卵のなかには自分が入っているのだと言われる。
自分の創作物を見続けるのがいやになって、赤ん坊に戻ってしまうのだ。
赤子同然とはいえ、神様は神様。
渋谷の109前に佇んでいると、あらゆる思考の断片が彼の頭上に降りかかってくる。
オヤジ、ムカつく。
ハゲあがりやがって。
金ないよ。
逃げんなババァ。
母ちゃんイタイ痛い。
くそー3%も急落かよ。
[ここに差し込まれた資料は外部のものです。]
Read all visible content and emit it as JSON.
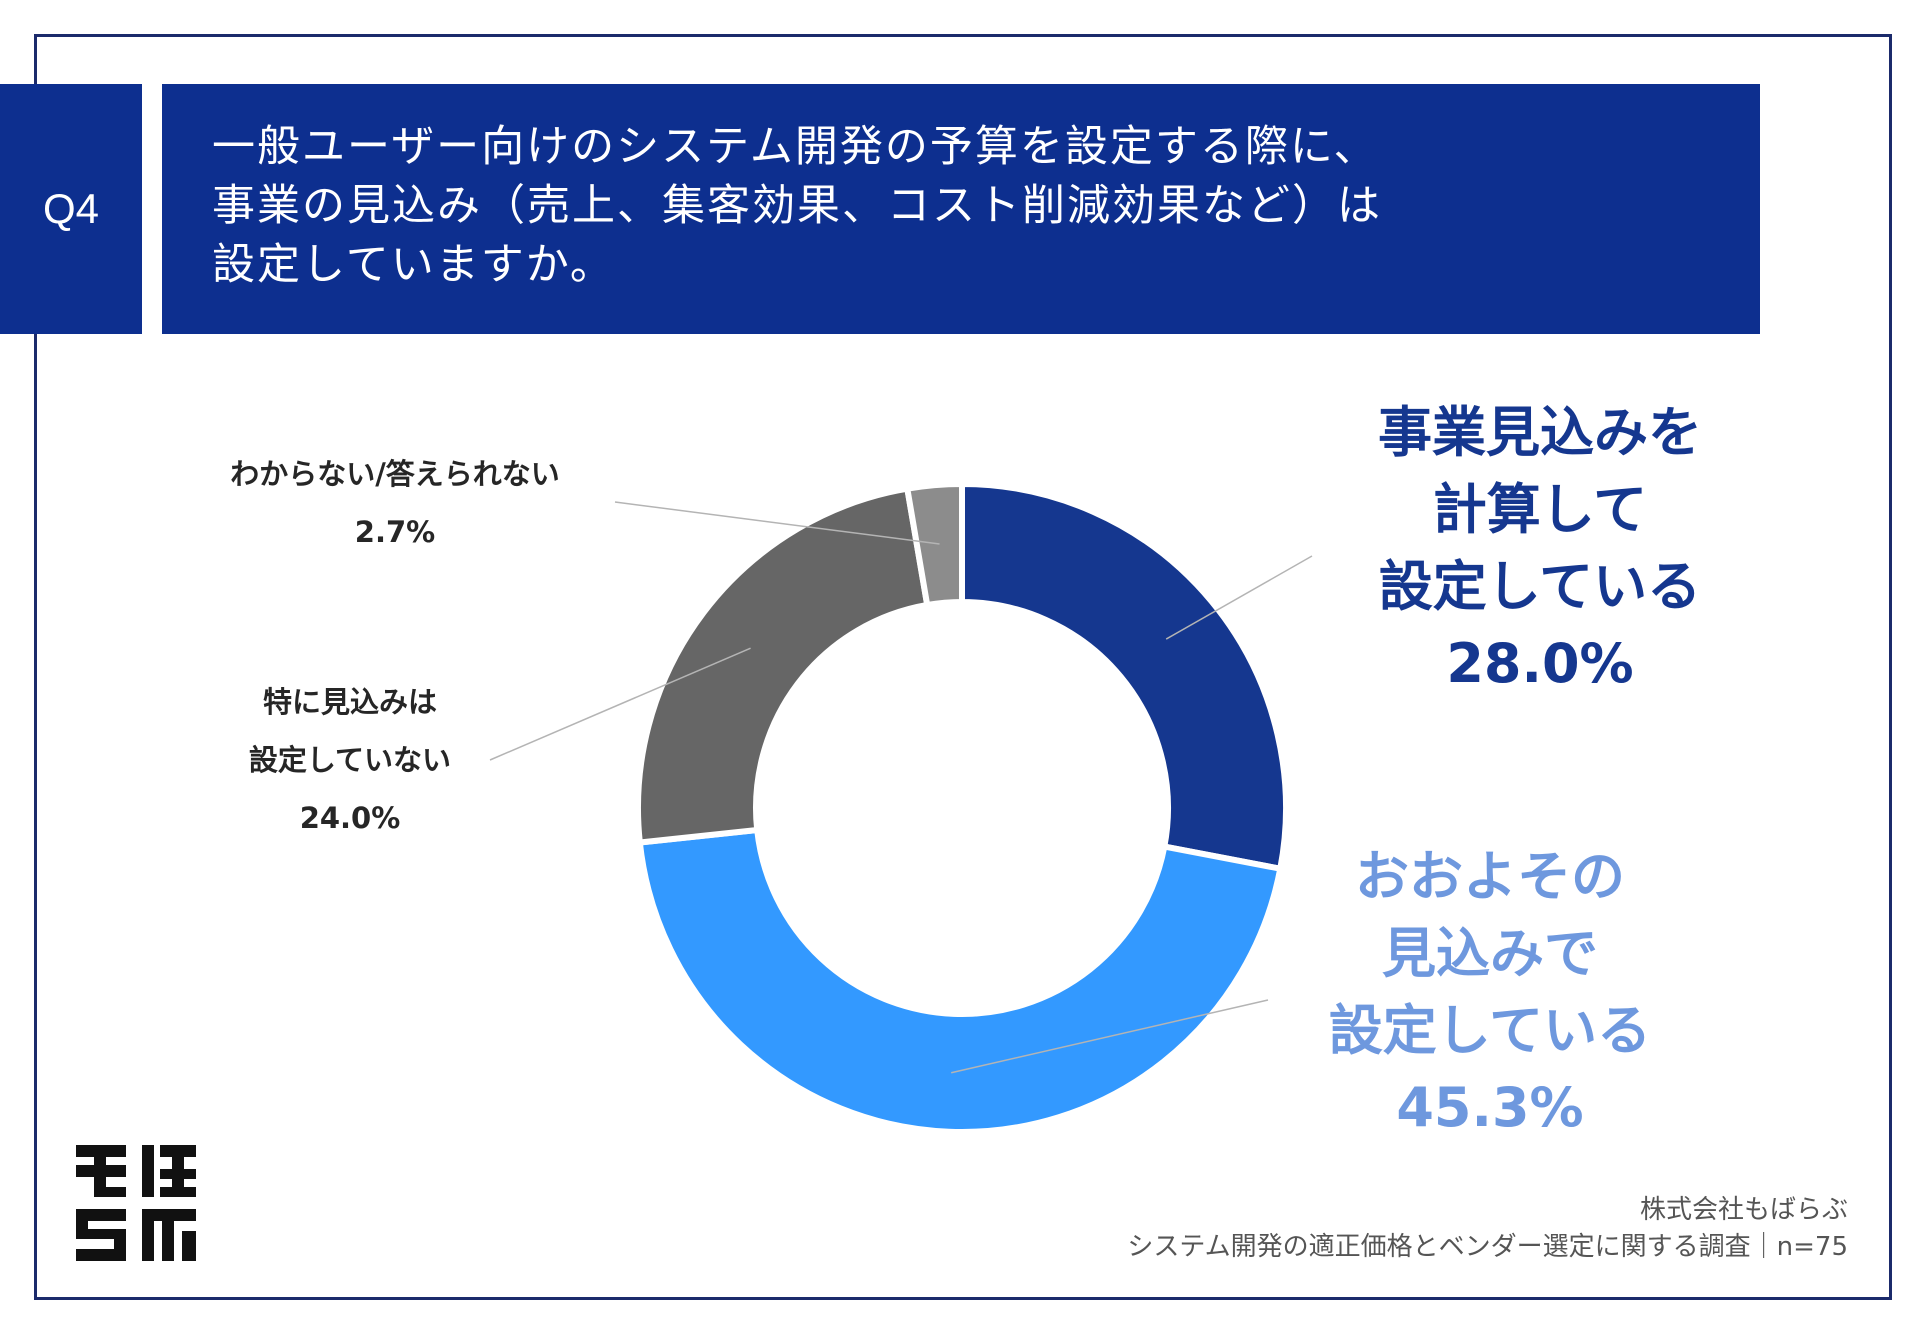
{
  "question": {
    "number": "Q4",
    "lines": [
      "一般ユーザー向けのシステム開発の予算を設定する際に、",
      "事業の見込み（売上、集客効果、コスト削減効果など）は",
      "設定していますか。"
    ]
  },
  "chart_data": {
    "type": "pie",
    "variant": "donut",
    "unit": "%",
    "slices": [
      {
        "label_lines": [
          "事業見込みを",
          "計算して",
          "設定している"
        ],
        "value": 28.0,
        "value_label": "28.0%",
        "color": "#15378f"
      },
      {
        "label_lines": [
          "おおよその",
          "見込みで",
          "設定している"
        ],
        "value": 45.3,
        "value_label": "45.3%",
        "color": "#3399ff"
      },
      {
        "label_lines": [
          "特に見込みは",
          "設定していない"
        ],
        "value": 24.0,
        "value_label": "24.0%",
        "color": "#666666"
      },
      {
        "label_lines": [
          "わからない/答えられない"
        ],
        "value": 2.7,
        "value_label": "2.7%",
        "color": "#8c8c8c"
      }
    ]
  },
  "footer": {
    "company": "株式会社もばらぶ",
    "survey": "システム開発の適正価格とベンダー選定に関する調査｜n=75"
  },
  "logo": {
    "text": "もばらぶ"
  }
}
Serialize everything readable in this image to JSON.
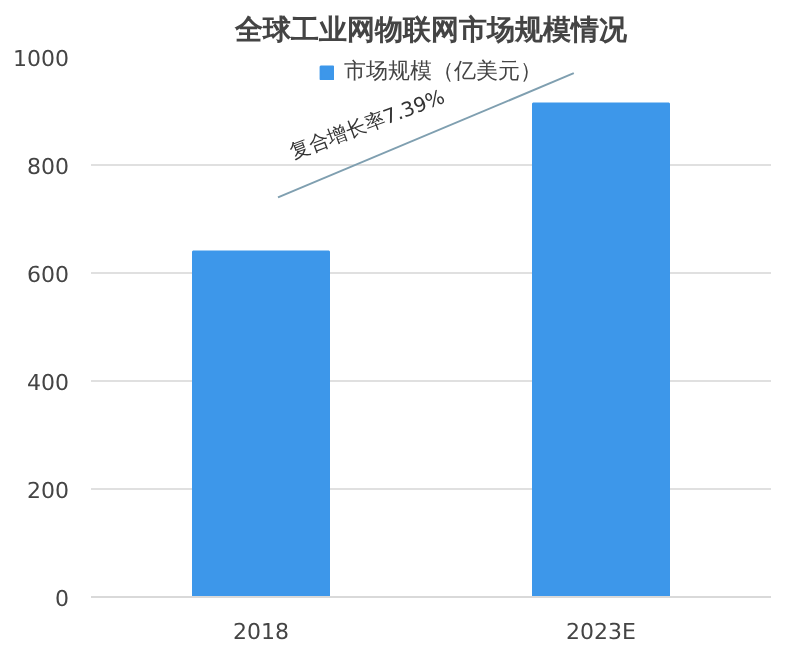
{
  "chart_data": {
    "type": "bar",
    "title": "全球工业网物联网市场规模情况",
    "categories": [
      "2018",
      "2023E"
    ],
    "series": [
      {
        "name": "市场规模（亿美元）",
        "color": "#3d97ea",
        "values": [
          640,
          914
        ]
      }
    ],
    "ylim": [
      0,
      1000
    ],
    "yticks": [
      0,
      200,
      400,
      600,
      800,
      1000
    ],
    "grid": "y",
    "legend": "top",
    "annotations": [
      "复合增长率7.39%"
    ]
  }
}
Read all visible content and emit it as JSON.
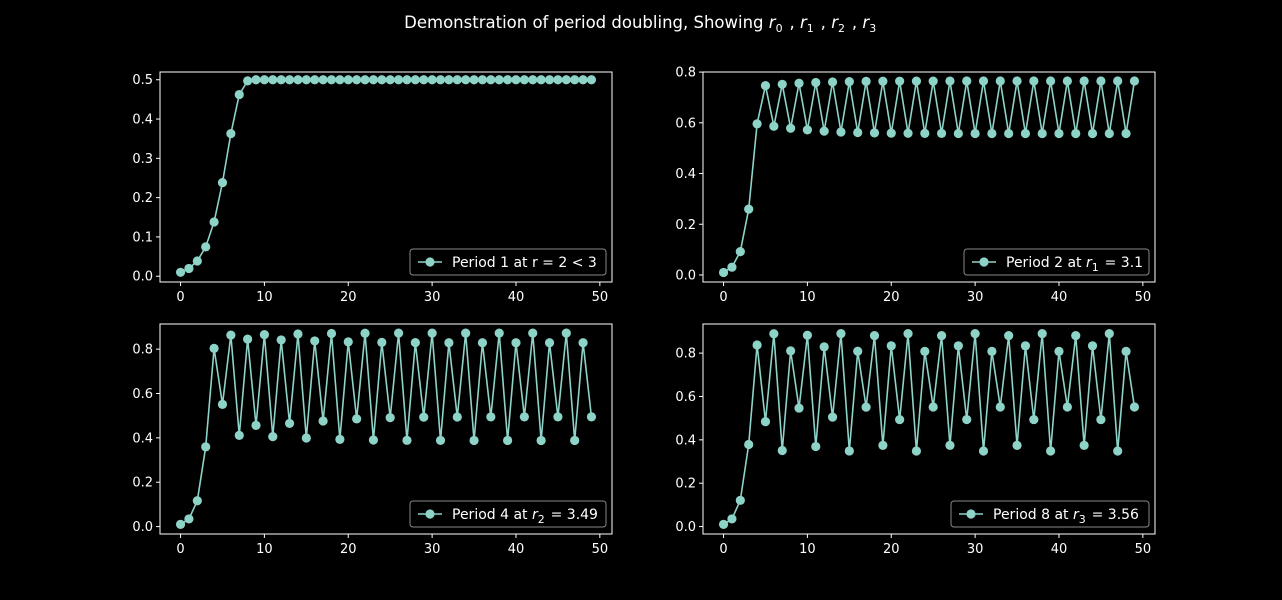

今年に入って何度目だよー。
ボケちまいやがって。
頭わりぃーよな。
わかんねまったくわかんね。
IQ84だっけ?
血が止まんね。
泊まるとこね。
細かいことをごちゃごちゃごちゃごちゃ。
刺す。今日こそ刺す。
近づき、遠ざかり、大きな本音もあれば、呟くような本音もあれば、破裂しそうな本音もあって。
まだ柔らかい神様の心はズタズタに引き裂かれそうだ。
なんと素敵な世の中を作ってしまったことだろう。
もういちど作り直すことができればなあ。
夢見る神様の背中を蹴倒し、踏みつけにして、女子高生モデルや株屋や呼び込みや先生やスケコマシたちが通り過ぎていった。